Research shows that fatigue is a significant factor in motor vehicle, commercial trucking and rail collisions.

  • The Governors Highway Safety Association issued a report, http://www.ghsa.org/html/media/pressreleases/2016/20160808sfdrowsy.html in August 2016 concluding that the estimated annual societal cost of fatigue-related fatal and injury crashes was $109 billion. This figure does not include property damage.
  • A 2014 AAA Traffic Safety Foundation study, https://www.aaafoundation.org/drowsy-driving found that 37 percent of drivers report having fallen asleep behind the wheel at some point in their lives. An estimated 21 percent of fatal crashes, 13 percent of crashes resulting in severe injury and 6 percent of all crashes, involve a drowsy driver.
  • According to National Highway Traffic Safety Administration (NHTSA) research, http://www.nhtsa.gov/Driving+Safety/Drowsy+Driving/scope-of-the-problem, in 2014 there were 846 fatalities (2.6 percent of all fatalities) that were drowsy-driving-related.
  • These reported fatalities (and drowsy-driving crashes overall) have remained largely consistent across the past decade. Between 2005 and 2009 there was an estimated average of 83,000 crashes each year related to drowsy driving. This annual average includes almost 886 fatal crashes (2.5 percent of all fatal crashes), an estimated 37,000 injury crashes, and an estimated 45,000 property damage only crashes.
  • A 2013, https://www.fra.dot.gov/eLib/details/L04320 by the Federal Rail Administration found that fatigue greatly increases the chances of an accident in which human factors play a role, with the risk of such an accident rising from 11 percent to 65 percent.
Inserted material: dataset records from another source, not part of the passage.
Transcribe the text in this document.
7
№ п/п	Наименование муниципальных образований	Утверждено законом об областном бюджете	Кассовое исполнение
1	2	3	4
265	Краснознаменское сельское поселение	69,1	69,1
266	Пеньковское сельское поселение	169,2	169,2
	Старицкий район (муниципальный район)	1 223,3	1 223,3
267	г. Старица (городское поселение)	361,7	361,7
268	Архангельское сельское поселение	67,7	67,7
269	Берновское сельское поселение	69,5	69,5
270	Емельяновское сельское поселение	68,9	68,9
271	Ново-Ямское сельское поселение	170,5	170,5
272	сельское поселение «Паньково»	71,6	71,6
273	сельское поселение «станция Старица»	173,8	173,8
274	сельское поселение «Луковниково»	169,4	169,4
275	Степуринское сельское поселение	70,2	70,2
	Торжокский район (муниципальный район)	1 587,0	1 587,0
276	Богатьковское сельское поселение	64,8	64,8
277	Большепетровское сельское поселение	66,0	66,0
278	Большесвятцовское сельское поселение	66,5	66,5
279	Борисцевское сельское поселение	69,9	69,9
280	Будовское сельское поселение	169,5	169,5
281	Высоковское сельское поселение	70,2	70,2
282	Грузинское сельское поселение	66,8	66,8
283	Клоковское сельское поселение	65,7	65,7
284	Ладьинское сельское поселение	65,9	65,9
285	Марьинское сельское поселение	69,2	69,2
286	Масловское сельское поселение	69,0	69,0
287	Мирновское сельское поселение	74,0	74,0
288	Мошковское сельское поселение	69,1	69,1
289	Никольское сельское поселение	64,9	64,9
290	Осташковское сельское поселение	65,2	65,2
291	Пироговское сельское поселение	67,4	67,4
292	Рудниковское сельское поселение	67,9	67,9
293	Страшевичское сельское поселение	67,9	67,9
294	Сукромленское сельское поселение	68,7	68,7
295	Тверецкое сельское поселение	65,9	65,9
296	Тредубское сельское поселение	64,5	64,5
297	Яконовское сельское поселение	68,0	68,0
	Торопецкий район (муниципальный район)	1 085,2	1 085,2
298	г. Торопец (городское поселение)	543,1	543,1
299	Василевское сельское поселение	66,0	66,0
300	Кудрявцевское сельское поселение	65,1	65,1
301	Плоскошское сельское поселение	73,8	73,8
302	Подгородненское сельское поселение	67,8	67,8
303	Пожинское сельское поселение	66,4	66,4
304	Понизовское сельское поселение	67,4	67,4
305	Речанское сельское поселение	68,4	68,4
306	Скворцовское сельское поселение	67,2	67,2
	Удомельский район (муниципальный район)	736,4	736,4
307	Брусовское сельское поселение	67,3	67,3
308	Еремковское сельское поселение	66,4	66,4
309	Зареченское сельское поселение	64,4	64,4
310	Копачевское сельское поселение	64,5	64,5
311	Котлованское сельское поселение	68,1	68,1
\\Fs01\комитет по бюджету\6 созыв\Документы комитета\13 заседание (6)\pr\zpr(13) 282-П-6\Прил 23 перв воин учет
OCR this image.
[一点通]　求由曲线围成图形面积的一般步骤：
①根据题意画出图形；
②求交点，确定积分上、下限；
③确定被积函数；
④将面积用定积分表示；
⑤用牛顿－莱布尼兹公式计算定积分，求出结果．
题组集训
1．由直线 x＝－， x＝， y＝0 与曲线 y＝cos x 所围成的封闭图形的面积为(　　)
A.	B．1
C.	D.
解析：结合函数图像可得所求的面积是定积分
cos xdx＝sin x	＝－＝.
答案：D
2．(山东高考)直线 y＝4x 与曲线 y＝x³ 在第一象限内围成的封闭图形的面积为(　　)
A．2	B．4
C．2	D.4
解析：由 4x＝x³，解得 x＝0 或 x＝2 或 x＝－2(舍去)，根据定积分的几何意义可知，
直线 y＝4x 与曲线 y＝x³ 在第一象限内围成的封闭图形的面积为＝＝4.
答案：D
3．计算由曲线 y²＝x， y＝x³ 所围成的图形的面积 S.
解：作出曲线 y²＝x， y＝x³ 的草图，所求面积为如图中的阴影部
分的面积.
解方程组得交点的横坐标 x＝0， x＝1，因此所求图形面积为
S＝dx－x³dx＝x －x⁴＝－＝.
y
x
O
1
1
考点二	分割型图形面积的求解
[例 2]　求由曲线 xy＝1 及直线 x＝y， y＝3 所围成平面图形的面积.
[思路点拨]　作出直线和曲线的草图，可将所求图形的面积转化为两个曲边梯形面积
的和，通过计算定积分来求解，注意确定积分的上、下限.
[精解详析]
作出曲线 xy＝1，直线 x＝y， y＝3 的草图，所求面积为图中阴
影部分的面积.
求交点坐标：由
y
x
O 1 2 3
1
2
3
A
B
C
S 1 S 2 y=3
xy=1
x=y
  • Although sleepiness can affect all types of crashes during the entire day and night, drowsy-driving crashes most frequently occur between midnight and 6 a.m., or in the late-afternoon, according to NHTSA, http://www.nhtsa.gov/Driving%20Safety/Drowsy%20Driving/crashes-and-fatalities.
  • The NHTSA found that many drowsy-driving crashes involve a single vehicle, with no passengers besides the driver, running off the road at a high rate of speed with no evidence of braking.